Ingestion of new logs — for Syslog only - Partial Outage

LogDNA experienced a major incident on February 24, 2022 affecting Log Ingestion (Syslog), lasting 57m. The incident has been resolved; the full update timeline is below.

Started: Feb 24, 2022, 10:45 PM UTC
Resolved: Feb 24, 2022, 11:43 PM UTC
Duration: 57m
Detected by Pingoru: Feb 24, 2022, 10:45 PM UTC

Affected components

Log Ingestion (Syslog)

Update timeline

identified Feb 24, 2022, 10:45 PM UTC

New logs — from Syslog only -- are intermittently not being ingested by our service. We are working to restore this functionality as soon as possible.
resolved Feb 25, 2022, 12:16 AM UTC

This incident has been resolved. Please reach out to us at [email protected] with any additional questions.
postmortem Mar 01, 2022, 08:28 PM UTC

**Dates:** Start Time: Thursday, February 18, 2022, at 00:10 UTC End Time: Thursday, February 24, 2022, at 23:43 UTC Duration: 167:33:00 ‌ **What happened:** The ingestion of new logs to our Syslog endpoint was intermittently failing. ‌ **Why it happened:** We recently introduced a new service \(Syslog Forwarder\) to handle the ingestion of logs sent over Syslog. As the name implies, it forwards logs to downstream services. It was designed to send all logs submitted for each account to a single port opened on the downstream services. No load balancing was implemented in our original design, which performed well in our advance testing. Once put into production, however, it became apparent that some customer accounts submit logs at a volume higher than the downstream services could process.
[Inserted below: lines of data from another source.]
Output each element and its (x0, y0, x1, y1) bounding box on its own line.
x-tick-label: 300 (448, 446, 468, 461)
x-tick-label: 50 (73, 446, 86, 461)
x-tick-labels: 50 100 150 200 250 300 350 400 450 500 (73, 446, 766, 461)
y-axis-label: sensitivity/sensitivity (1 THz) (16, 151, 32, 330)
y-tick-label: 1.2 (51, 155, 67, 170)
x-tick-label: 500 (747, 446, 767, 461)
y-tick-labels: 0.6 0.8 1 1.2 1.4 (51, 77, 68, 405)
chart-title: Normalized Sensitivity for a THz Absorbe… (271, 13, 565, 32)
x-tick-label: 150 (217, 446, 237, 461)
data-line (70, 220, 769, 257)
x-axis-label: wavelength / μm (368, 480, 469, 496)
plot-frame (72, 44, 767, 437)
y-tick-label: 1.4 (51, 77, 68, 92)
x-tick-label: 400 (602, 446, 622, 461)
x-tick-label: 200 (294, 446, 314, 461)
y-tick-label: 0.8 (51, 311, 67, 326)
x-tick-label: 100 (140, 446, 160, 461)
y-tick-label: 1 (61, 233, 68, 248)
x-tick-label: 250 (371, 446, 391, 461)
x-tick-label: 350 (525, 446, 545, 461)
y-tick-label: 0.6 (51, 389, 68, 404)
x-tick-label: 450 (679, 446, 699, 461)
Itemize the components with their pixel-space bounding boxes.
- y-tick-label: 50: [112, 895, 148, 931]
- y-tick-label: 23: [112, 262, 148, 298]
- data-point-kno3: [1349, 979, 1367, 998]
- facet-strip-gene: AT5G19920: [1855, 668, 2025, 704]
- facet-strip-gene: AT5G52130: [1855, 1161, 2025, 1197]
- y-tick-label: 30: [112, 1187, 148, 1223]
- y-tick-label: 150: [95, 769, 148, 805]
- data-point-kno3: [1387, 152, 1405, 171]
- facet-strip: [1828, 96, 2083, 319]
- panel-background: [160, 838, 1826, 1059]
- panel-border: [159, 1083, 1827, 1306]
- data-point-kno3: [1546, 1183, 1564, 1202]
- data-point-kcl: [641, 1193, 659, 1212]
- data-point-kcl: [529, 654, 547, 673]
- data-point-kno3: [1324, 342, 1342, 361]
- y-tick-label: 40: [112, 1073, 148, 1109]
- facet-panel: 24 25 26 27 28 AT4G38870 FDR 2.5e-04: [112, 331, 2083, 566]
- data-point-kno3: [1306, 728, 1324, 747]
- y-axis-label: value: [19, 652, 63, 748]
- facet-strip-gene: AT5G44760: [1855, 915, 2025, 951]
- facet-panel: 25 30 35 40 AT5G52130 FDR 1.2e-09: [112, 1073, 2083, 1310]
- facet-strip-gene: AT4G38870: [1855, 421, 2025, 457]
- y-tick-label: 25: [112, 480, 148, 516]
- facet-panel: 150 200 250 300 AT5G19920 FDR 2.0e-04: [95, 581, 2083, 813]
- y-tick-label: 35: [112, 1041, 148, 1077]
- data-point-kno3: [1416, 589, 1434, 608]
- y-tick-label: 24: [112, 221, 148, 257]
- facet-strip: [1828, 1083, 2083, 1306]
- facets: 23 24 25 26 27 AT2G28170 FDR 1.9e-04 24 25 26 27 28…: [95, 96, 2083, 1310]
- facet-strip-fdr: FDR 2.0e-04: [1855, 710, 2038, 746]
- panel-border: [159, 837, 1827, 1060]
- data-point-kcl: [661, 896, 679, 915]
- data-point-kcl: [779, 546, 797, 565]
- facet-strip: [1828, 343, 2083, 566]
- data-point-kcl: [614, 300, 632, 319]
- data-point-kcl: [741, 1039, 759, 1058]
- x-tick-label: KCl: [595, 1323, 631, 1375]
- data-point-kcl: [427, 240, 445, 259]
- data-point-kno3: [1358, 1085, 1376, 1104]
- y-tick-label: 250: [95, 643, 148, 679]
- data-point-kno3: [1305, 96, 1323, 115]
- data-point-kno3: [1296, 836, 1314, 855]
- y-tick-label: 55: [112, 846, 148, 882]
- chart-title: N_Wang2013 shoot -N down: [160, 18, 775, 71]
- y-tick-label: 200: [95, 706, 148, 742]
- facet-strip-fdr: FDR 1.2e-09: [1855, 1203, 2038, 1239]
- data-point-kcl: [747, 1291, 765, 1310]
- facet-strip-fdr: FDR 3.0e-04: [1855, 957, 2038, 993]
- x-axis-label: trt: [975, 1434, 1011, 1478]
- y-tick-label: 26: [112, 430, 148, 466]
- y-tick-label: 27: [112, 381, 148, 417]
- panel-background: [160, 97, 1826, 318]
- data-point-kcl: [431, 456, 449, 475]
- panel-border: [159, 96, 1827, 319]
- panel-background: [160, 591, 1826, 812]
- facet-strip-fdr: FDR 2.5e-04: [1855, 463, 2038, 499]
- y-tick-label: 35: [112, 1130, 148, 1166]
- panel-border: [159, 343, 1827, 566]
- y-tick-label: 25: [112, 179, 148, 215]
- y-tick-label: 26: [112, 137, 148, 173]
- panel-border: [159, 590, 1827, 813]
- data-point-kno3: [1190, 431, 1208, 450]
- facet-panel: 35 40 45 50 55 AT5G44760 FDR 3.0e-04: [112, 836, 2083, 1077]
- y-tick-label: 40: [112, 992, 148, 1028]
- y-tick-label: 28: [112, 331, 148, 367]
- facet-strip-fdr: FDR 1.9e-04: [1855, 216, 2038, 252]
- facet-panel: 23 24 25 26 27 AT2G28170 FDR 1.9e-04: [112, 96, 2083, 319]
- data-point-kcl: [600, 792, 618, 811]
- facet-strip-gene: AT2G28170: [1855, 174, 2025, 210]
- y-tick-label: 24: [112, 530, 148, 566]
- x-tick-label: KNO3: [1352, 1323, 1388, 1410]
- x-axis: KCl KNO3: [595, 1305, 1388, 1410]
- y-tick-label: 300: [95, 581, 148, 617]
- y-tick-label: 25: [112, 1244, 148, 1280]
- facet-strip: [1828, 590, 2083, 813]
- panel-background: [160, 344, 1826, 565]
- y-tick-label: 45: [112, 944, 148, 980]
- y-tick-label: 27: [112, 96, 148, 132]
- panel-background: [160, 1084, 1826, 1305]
When this happened, logs lines were buffered in memory by the Syslog Forwarder. Memory increased until the pods crashed. Any log lines held on those pods were lost and never ingested. ‌ **How we fixed it:** We improved the design of the Syslog Forwarder by adding a pool of connections to the downstream services. In effect, we added traffic shaping to the Syslog Forwarder. ‌ **What we are doing to prevent it from happening again:** The new architecture has been incorporated and proven resilient in production. No further work is needed to prevent this kind of incident from happening again.